Detecting lies and liars


I watch a lot of police procedurals and a standard scene is where an experienced detective interviews someone and then later tells a colleague that the person is lying. They say it confidently, and the viewer is led to believe that their wide experience with people who lie makes them capable of detecting when someone is telling falsehoods, that subtle clues reveal it. I don’t play poker but I am told that good players can tell when someone is bluffing by picking up on subtle indicators. There are also apparently TV shows whose central characters are people who are professional detectors of when people are lying.

But this article says that it is very hard to know when someone is lying.

Indeed, the study of lying is at least a century old, and thousands of scientific papers have been published. Researchers have mainly focused on the two key questions raised by that quote from Freud and the anecdote from India, namely: how good is the average person at detecting lies; and what, if any, are the behavioural signs of lying?

The answer? Not so much.

But how about people whose jobs involves trying to detect lying? Surely they’d be better?

[T]he research participants in the study, who had to judge which students were lying and which were truthful, were professional fact-finders – court judges, psychiatrists, criminal investigators. Despite their professional expertise, the participants were unable to distinguish which nursing students were telling the truth about their state of mind, and which were faking it – scoring either no better, or barely any better, than if they’d guessed at random.

If people whose job involves the detection of deceit weren’t competent on such a task, is there any reason to expect ordinary citizens to be so? As it turns out, we are not. The general findings of this classic study have been confirmed by a large number of laboratory studies with laypersons and professional fact-finders as participants, all pointing to the same conclusion: on average, people are not able to tell lies from truths based on how others talk or behave.
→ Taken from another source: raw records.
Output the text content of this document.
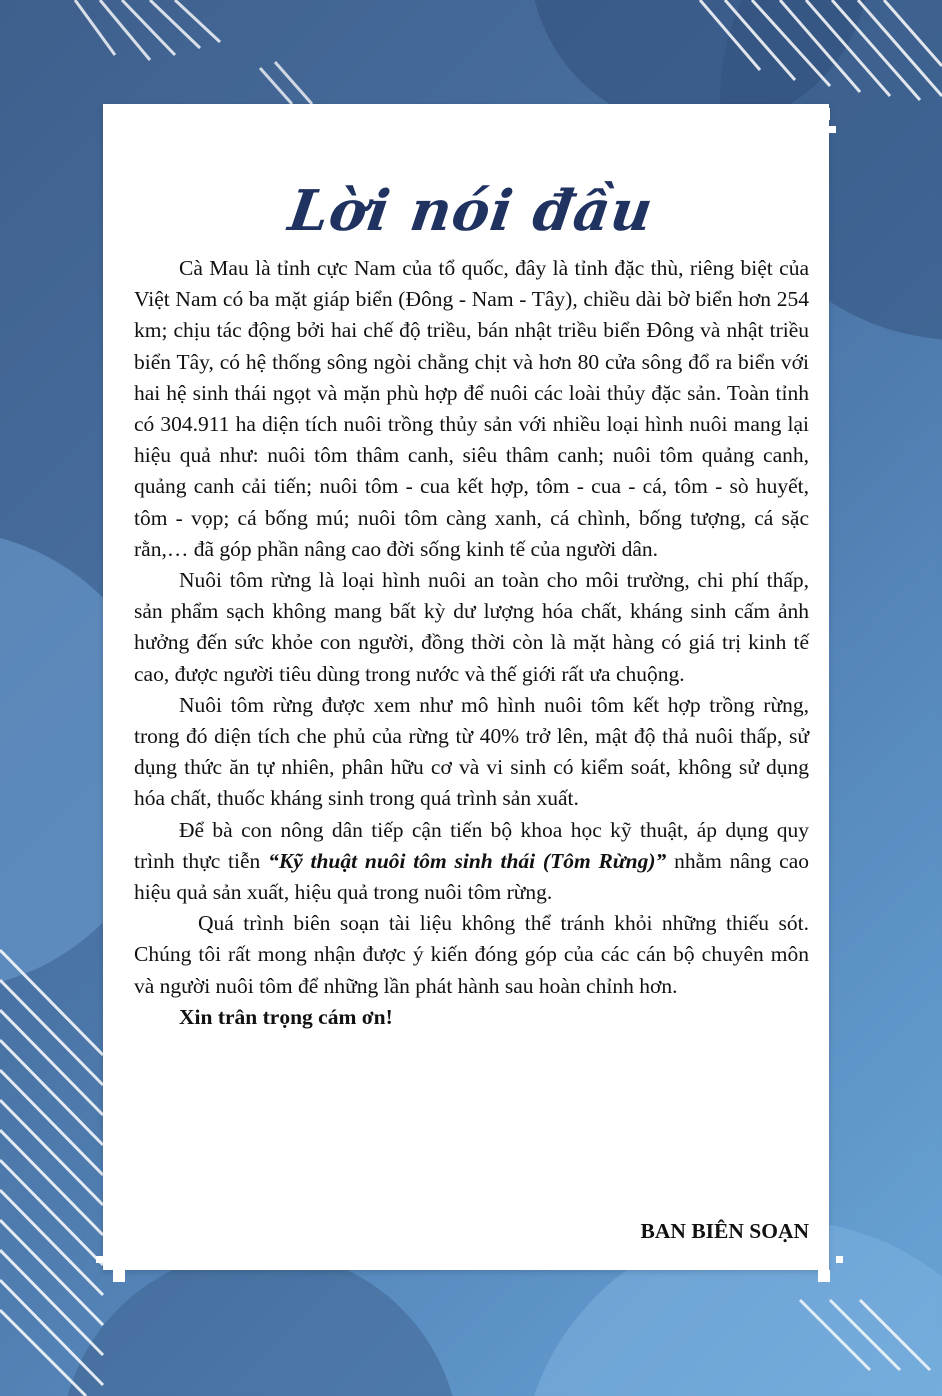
Lời nói đầu

Cà Mau là tỉnh cực Nam của tổ quốc, đây là tỉnh đặc thù, riêng biệt của Việt Nam có ba mặt giáp biển (Đông - Nam - Tây), chiều dài bờ biển hơn 254 km; chịu tác động bởi hai chế độ triều, bán nhật triều biển Đông và nhật triều biển Tây, có hệ thống sông ngòi chằng chịt và hơn 80 cửa sông đổ ra biển với hai hệ sinh thái ngọt và mặn phù hợp để nuôi các loài thủy đặc sản. Toàn tỉnh có 304.911 ha diện tích nuôi trồng thủy sản với nhiều loại hình nuôi mang lại hiệu quả như: nuôi tôm thâm canh, siêu thâm canh; nuôi tôm quảng canh, quảng canh cải tiến; nuôi tôm - cua kết hợp, tôm - cua - cá, tôm - sò huyết, tôm - vọp; cá bống mú; nuôi tôm càng xanh, cá chình, bống tượng, cá sặc rằn,… đã góp phần nâng cao đời sống kinh tế của người dân.

Nuôi tôm rừng là loại hình nuôi an toàn cho môi trường, chi phí thấp, sản phẩm sạch không mang bất kỳ dư lượng hóa chất, kháng sinh cấm ảnh hưởng đến sức khỏe con người, đồng thời còn là mặt hàng có giá trị kinh tế cao, được người tiêu dùng trong nước và thế giới rất ưa chuộng.

Nuôi tôm rừng được xem như mô hình nuôi tôm kết hợp trồng rừng, trong đó diện tích che phủ của rừng từ 40% trở lên, mật độ thả nuôi thấp, sử dụng thức ăn tự nhiên, phân hữu cơ và vi sinh có kiểm soát, không sử dụng hóa chất, thuốc kháng sinh trong quá trình sản xuất.

Để bà con nông dân tiếp cận tiến bộ khoa học kỹ thuật, áp dụng quy trình thực tiễn “Kỹ thuật nuôi tôm sinh thái (Tôm Rừng)” nhằm nâng cao hiệu quả sản xuất, hiệu quả trong nuôi tôm rừng.

Quá trình biên soạn tài liệu không thể tránh khỏi những thiếu sót. Chúng tôi rất mong nhận được ý kiến đóng góp của các cán bộ chuyên môn và người nuôi tôm để những lần phát hành sau hoàn chỉnh hơn.

Xin trân trọng cám ơn!

BAN BIÊN SOẠN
So, despite the fact that cultures throughout history have had quite firm ideas about how an untruthful person behaves, the science suggests people are generally poor at detecting lies.

While verbal and visual clues are not reliable indicators of lying, there are other more mundane things that can reveal lies.

So, how best to detect a lie? Well, there is one reliable procedure based on common sense, and that is to simply find out what the supposed liar says that does not fit with other stuff that you know. This is a recommended strategy for police interviews and, after a century of research, the only one to disclose lying in everyday contexts. A suspect should initially be asked to give as complete an account as they can of the alleged incident, together with their alibi or reason for their denial. In such a set-up, because they don’t know what evidence the authorities have, an interviewee can inadvertently produce a narrative that is inconsistent with other relevant and reliable information, thereby in many cases trapping themselves in a lie.

But the article says that despite this research, people are likely to continue to think that they can intuit when someone is lying. But as the case of pathological liar George Santos reveals, even the most outrageous liars can get away with it , at least for some time. What trips them up is not any signs they give while lying but discrepancies between what they say and the actual record.

Paradoxically, the idea that we can detect liars is probably what enables liars to get away with it, because we think that we can figure them out without doing the work of checking out what they say.

Comments

  1. John Morales says

    What trips them up is not any signs they give while lying but discrepancies between what they say and the actual record.

    “Oh, what a tangled web we weave, when first we practice to deceive!”
    (Sir Walter Scott, 1808)

  2. fentex says

    The reason it’s mostly bollocks is much the same reason for a lot of specialised human abilities -- we’re really, really good at lying and detecting lies because we’re really good at language, it’s (as a species) our thing.

    And those lying for profit about, er, lying or undoing liars are just one manifestation of our manipulating communication.

  3. REBECCA WIESS says

    I went to a seminar for lawyers on recognizing liars (jnsert joke here). The core of the class was seeing either when the emotional expression in the upper and lower face didn’t match, or seeing the expression in the face in a fleeting fifth of a second before the lying expression takes over. Not easy. Out of a room of about two hundred people, there were three who were really good at it.

  4. John Morales says

    Um, Rebecca, I went to a seminar for front-facing government staff on typifying people. New boss, thought he’d spend some training funds.
    So, paid by my employer. Mandatory. And utter bullshit.

    The core of the class was humoric theory (you know, sanguine, choleric, melancholic, and phlegmatic).

    (Need I add I amicably took the rest of the day off after the first session?
    I can be disputative, and therefore a bit disruptive)

  5. Silentbob says

    Hopelessly off topic but I want to say it anyway:

    Happy MLK day to Americans.

    Christian or not, this is one of the most powerful and important speeches in recorded history:

  6. garnetstar says

    I think that sometimes when someone can detect a lie, it isn’t that they’re good at it. It’s that the liar isn’t very good at lying. Some liars give, not subtle, but blatant cues that almost no one could miss. Some people greatly overestimate their ability to tell a lie well, and so can be more easily detected.